In an unexpected turn of events, the utilities sector has emerged as a dark horse in the stock market race, with some players outpacing even the high-flying tech giants. This surge is driven by a perfect storm of factors: the artificial intelligence boom, interest rate cuts, and a renaissance in nuclear power.
The Utilities Select Sector SPDR Fund (XLU
Utilities Select Sector SPDR Fund
- Vistra Corp (VST)
- Constellation Energy (CEG)
- NRG Energy (NRG)
- Public Service Enterprise Group (PSEG)
- NextEra Energy (NEE)
These companies, particularly the independent power producers, have leveraged their overall scale and nuclear assets to capitalize on the growing demand from data centers, AI infrastructure, and electric vehicle charging stations.
The third quarter saw a more even distribution of returns among XLU constituents, with an average gain of 20%. This broad-based rally kicked off after the first negative month-over-month Consumer Price Index report of -0.1% in early July and continued unabated into September, when the Federal Reserve kicked off its widely-anticipated rate cutting cycle.
Vistra Corp’s Shift From Underdog To Overachiever
Vistra Corp has emerged as the poster child for the sector’s transformation. As one of the largest independent power producers based in Texas, Vistra operates in deregulated markets like Texas and PJM, where it generates and sells electricity at market prices. This business model differs significantly from regulated utilities, where allowable returns on equity are set by public utility commissions.
Historically, Vistra, formerly TXU, was valued at a discount compared to other utilities due in part to stagnant domestic electricity demand, an oversupply of natural gas that kept U.S. electricity prices among the lowest globally, and the growth of subsidized renewable generation. These conditions led to price volatility and contributed to many bankruptcies in the sector, including Vistra’s former parent company TXU in 2014.

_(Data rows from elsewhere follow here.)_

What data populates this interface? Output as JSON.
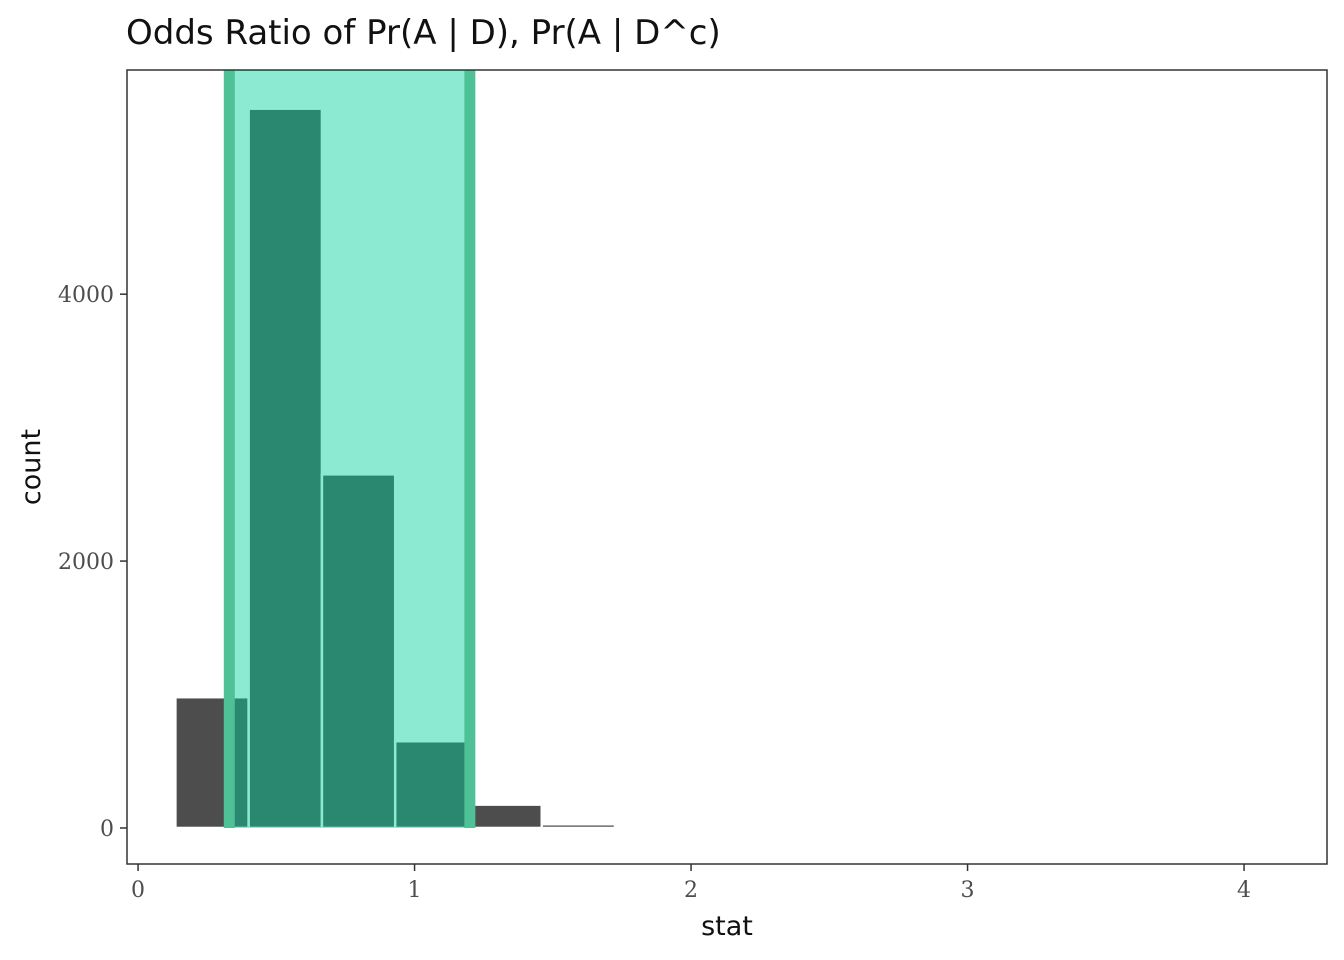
{
  "chart_data": {
    "type": "bar",
    "title": "Odds Ratio of Pr(A | D), Pr(A | D^c)",
    "xlabel": "stat",
    "ylabel": "count",
    "xlim": [
      -0.04,
      4.3
    ],
    "ylim": [
      -270,
      5680
    ],
    "x_ticks": [
      0,
      1,
      2,
      3,
      4
    ],
    "x_tick_labels": [
      "0",
      "1",
      "2",
      "3",
      "4"
    ],
    "y_ticks": [
      0,
      2000,
      4000
    ],
    "y_tick_labels": [
      "0",
      "2000",
      "4000"
    ],
    "bin_width": 0.265,
    "bins": [
      {
        "x_start": 0.135,
        "x_end": 0.4,
        "count": 980
      },
      {
        "x_start": 0.4,
        "x_end": 0.665,
        "count": 5390
      },
      {
        "x_start": 0.665,
        "x_end": 0.93,
        "count": 2650
      },
      {
        "x_start": 0.93,
        "x_end": 1.195,
        "count": 650
      },
      {
        "x_start": 1.195,
        "x_end": 1.46,
        "count": 175
      },
      {
        "x_start": 1.46,
        "x_end": 1.725,
        "count": 28
      }
    ],
    "interval": {
      "lower": 0.33,
      "upper": 1.2
    },
    "grid": false,
    "legend": "none",
    "colors": {
      "bar_fill": "#4d4d4d",
      "bar_outline": "#ffffff",
      "interval_fill": "#00d09b",
      "interval_fill_opacity": 0.45,
      "interval_edge": "#4fc197",
      "panel_border": "#333333",
      "tick_color": "#333333"
    }
  }
}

However, Vistra has engineered a remarkable turnaround through a series of strategic moves, including shutting down unprofitable coal plants, repurchasing 33% of its shares from 2018 to 2023, and acquiring 4,048MW of nuclear generation assets from Energy Harbor in March 2023, as reported by Utility Dive.
This last move was particularly significant, making Vistra the largest unregulated power generator with 6,400 MW of nuclear capacity. As such, Vistra’s current business model is well-positioned for the future energy landscape. It balances intermittent generation from renewables with the growing power demands driven by AI, data centers, and electric vehicles.
Constellation Energy Now A Phoenix Rising
Constellation Energy’s journey is equally compelling. After struggling with Lehman Brothers exposure in 2008, it was acquired by Exelon in 2011. In 2022, Constellation regained its independence when Exelon split its regulated utilities and unregulated power generation businesses. Now, as the largest nuclear producer in the U.S., Constellation is well-positioned to meet the growing demand for reliable, clean energy.
In fact, one of the most significant developments in the sector came on September 20, 2024, when Constellation Energy and Microsoft announced a groundbreaking power deal. The agreement aims to resurrect a unit of the Three Mile Island nuclear plant in Pennsylvania, marking the first-ever restart of its kind.
According to Reuters, the deal states that Microsoft will purchase energy from the restarted plant for a 20 year period. The Three Mile Island unit will produce 835 megawatts of electricity, or “enough to power about 700,000 homes.”
Utilities With AI-Like Multiples
Interestingly, the two big winners in the sector, Vistra and Constellation, now sport valuations more commonly associated with high-growth tech stocks. They boast the highest price-to-earnings ratios and lowest dividend yields in the XLU, save for the troubled California utility PG&E.
While the utilities sector has enjoyed a remarkable run, challenges remain. The rest of the XLU index has only recently recovered losses from the 2022 highs, as interest rate hikes took their toll on capital expenditures, debt service, dividends, and cash flows.
However, the sector’s future looks bright, buoyed by several key factors:
- Strong demand, as evidenced by record PJM capacity payouts in August 2024
- The potential for further interest rate cuts
- Ongoing investments in grid modernization and renewable energy integration
- The critical role of reliable power in supporting AI and data center growth
As the lines between traditional utilities and tech-enabled energy providers continue to blur, investors would do well to keep a close eye on this evolving sector. The utilities of tomorrow may look very different from those of yesterday, but one thing is clear: they will play a crucial role in powering our AI-driven future.